Like the warning to truckers coming down from the Colorado mountains, thinking that they’re in the clear even though treacherous curves await — don’t be fooled on Amendment 67, Colorado.
For those thinking that voters have not once, but twice, no, make that thrice, turned back misleading and dangerous so-called personhood amendments, Colorado’s not out of the woods yet.
For the fourth time since 2008, national anti-abortion groups are trying to trick voters into “protecting” pregnant women and unborn children with the same old smoke and mirrors.
Voters have previously trounced these measures by big 3-1 margins, except for in 2012 when backers couldn’t even get enough signatures to force it on the ballot.
Make no mistake, this measure has nothing to do with protecting the rights or health of women, and this has everything to do with usurping the medical privacy guarantees for women created by the U.S. Supreme Court Roe v. Wade decision.
These are the same extremist groups trying to trick Colorado voters with the same anti-abortion tactics.
Plain and simple, Amendment 67 would bestow constitutional rights on fertilized human eggs, creating a labyrinth of medical and legal nightmares for women, hospitals and doctors. It’s a dangerous idea that even the most ardent critics of legalized abortion have worked previously to defeat.
It’s unnecessary. The U.S. Constitution already lays out human rights to: anyone born of another U.S. citizen; or someone born inside the country.

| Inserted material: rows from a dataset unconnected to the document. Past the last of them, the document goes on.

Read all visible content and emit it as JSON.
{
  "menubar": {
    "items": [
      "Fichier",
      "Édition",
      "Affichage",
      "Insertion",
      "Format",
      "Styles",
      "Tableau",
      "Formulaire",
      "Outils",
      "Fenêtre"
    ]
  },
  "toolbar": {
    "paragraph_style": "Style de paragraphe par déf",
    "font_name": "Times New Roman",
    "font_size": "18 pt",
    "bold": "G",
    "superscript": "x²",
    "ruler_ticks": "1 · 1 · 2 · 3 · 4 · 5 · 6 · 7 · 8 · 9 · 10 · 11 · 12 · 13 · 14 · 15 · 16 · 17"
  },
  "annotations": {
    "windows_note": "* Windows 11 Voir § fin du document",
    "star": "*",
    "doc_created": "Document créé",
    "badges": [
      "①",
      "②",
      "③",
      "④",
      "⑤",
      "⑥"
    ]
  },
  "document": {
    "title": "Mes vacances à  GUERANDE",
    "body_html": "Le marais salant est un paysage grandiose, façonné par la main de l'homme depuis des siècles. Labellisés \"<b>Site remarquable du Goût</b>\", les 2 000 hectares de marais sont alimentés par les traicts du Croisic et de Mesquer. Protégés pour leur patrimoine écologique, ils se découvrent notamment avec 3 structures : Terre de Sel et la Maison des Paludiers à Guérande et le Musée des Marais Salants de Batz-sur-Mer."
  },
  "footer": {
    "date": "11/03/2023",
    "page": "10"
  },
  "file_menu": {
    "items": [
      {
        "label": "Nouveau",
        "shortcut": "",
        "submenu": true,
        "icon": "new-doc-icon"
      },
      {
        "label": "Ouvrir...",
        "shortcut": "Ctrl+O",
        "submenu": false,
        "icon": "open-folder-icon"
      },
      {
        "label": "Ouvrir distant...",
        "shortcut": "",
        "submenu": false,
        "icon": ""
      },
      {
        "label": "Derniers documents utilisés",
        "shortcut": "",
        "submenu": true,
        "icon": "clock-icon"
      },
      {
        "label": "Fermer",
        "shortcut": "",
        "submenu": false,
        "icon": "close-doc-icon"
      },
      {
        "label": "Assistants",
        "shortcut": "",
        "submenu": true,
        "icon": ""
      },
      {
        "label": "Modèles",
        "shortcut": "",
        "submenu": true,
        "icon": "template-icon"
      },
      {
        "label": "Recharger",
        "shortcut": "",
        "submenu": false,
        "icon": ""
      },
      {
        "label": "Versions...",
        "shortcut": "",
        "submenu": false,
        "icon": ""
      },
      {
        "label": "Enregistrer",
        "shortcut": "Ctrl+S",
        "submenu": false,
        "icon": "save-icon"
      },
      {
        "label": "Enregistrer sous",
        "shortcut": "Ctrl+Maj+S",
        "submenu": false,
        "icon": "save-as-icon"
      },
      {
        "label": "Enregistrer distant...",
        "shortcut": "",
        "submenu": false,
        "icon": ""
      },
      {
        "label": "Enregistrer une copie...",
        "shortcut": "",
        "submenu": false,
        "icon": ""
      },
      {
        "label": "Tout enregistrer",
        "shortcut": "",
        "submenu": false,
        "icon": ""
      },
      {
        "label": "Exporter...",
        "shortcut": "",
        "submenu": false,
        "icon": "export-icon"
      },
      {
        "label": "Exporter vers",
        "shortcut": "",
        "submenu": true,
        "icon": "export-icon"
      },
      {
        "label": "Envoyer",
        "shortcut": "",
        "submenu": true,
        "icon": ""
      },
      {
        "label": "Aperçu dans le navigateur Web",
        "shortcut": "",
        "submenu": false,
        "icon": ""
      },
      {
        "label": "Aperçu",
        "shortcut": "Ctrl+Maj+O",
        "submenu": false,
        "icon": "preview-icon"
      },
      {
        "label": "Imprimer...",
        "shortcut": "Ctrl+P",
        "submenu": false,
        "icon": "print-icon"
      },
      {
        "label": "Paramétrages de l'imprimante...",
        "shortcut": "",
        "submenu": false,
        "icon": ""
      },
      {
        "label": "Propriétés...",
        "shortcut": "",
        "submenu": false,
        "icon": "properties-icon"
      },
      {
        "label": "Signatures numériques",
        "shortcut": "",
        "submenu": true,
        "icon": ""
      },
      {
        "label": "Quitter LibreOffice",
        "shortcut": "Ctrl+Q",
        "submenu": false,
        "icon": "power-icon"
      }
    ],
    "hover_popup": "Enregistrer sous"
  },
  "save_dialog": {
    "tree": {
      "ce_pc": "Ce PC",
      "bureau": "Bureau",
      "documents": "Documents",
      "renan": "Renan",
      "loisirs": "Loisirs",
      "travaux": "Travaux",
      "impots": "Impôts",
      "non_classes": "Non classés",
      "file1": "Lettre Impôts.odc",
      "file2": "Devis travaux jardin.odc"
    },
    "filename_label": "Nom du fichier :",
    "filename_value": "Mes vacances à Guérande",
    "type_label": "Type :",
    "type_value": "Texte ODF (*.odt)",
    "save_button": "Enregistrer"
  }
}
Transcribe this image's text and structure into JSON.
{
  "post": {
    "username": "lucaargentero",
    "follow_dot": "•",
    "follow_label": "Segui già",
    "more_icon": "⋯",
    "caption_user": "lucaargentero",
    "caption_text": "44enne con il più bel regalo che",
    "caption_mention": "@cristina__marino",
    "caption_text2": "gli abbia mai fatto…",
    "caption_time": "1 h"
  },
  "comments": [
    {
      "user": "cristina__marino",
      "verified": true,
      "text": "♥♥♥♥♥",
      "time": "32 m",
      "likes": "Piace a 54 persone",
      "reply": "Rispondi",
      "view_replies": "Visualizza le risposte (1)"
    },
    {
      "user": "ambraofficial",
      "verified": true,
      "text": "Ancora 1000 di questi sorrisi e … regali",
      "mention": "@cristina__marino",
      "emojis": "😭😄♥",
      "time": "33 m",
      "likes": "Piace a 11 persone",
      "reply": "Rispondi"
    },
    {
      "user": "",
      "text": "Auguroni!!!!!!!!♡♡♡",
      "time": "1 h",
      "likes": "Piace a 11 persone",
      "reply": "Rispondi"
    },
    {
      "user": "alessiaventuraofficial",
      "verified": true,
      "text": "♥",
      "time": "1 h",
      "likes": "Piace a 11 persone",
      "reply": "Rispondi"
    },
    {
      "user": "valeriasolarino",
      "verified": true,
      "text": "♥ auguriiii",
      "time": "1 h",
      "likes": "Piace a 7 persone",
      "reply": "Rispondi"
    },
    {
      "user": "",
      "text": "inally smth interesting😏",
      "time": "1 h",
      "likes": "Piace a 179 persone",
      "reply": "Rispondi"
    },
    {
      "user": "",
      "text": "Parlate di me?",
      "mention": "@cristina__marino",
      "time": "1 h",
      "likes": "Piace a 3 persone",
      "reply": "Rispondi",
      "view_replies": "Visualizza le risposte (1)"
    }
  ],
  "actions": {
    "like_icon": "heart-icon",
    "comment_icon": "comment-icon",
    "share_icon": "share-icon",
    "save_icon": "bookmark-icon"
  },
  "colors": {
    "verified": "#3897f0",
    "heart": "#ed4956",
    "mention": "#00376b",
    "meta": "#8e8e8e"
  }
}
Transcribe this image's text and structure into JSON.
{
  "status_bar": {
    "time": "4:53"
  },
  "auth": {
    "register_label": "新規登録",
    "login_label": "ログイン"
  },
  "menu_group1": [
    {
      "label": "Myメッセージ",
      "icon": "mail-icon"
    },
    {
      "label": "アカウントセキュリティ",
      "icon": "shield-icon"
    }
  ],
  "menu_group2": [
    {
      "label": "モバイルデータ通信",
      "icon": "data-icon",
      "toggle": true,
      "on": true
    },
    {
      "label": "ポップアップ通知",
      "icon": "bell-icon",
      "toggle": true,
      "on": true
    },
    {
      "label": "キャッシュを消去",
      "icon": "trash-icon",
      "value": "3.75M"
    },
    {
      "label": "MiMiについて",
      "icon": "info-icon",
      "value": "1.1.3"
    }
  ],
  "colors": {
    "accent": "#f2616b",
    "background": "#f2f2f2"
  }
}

While science and medicine have helped improve the viability of infant humans by keeping prematurely born babies alive and treating a wide variety of lethal maladies, science and laymen have agreed for generations that we become “persons” at birth.
The notion that a person is created each and every time a human egg is fertilized is as nonsensical as endowing constitutional rights to female ovaries themselves or uterine cells. Studies going back decades reveal that between 50 percent to 80 percent of fertilized human eggs never implant in the uterus, becoming “spontaneous miscarriages” in the course of human nature.
Should a measure banning abortion by granting rights to fertilized eggs become law, we would invite bureaucratic government agencies to police doctor offices and the very homes of pregnant women, ensuring they are satisfactorily treating their uterine collection of cells like we demand people treat their babies.
It would mean that so-called ectopic or “tubal” pregnancies — always fatal to the embryo and easily fatal to the mother — would have to proceed, resulting in the tragic loss of countless lives. Measures like this could easily turn Colorado into a third-world country for women, where people would live in fear of problem pregnancies, which actually send women to jail for miscarriages in some countries where personhood laws exist. Doctors in places like Guatemala cannot treat ectopic pregnancies until the pregnancy ruptures, creating huge health risks for the mother.
Vote “no,” again, on this repugnant and dangerous measure. Once again, this measure wastes Colorado voter’s time and proponents’ money. They can keep asking, but we won’t be fooled.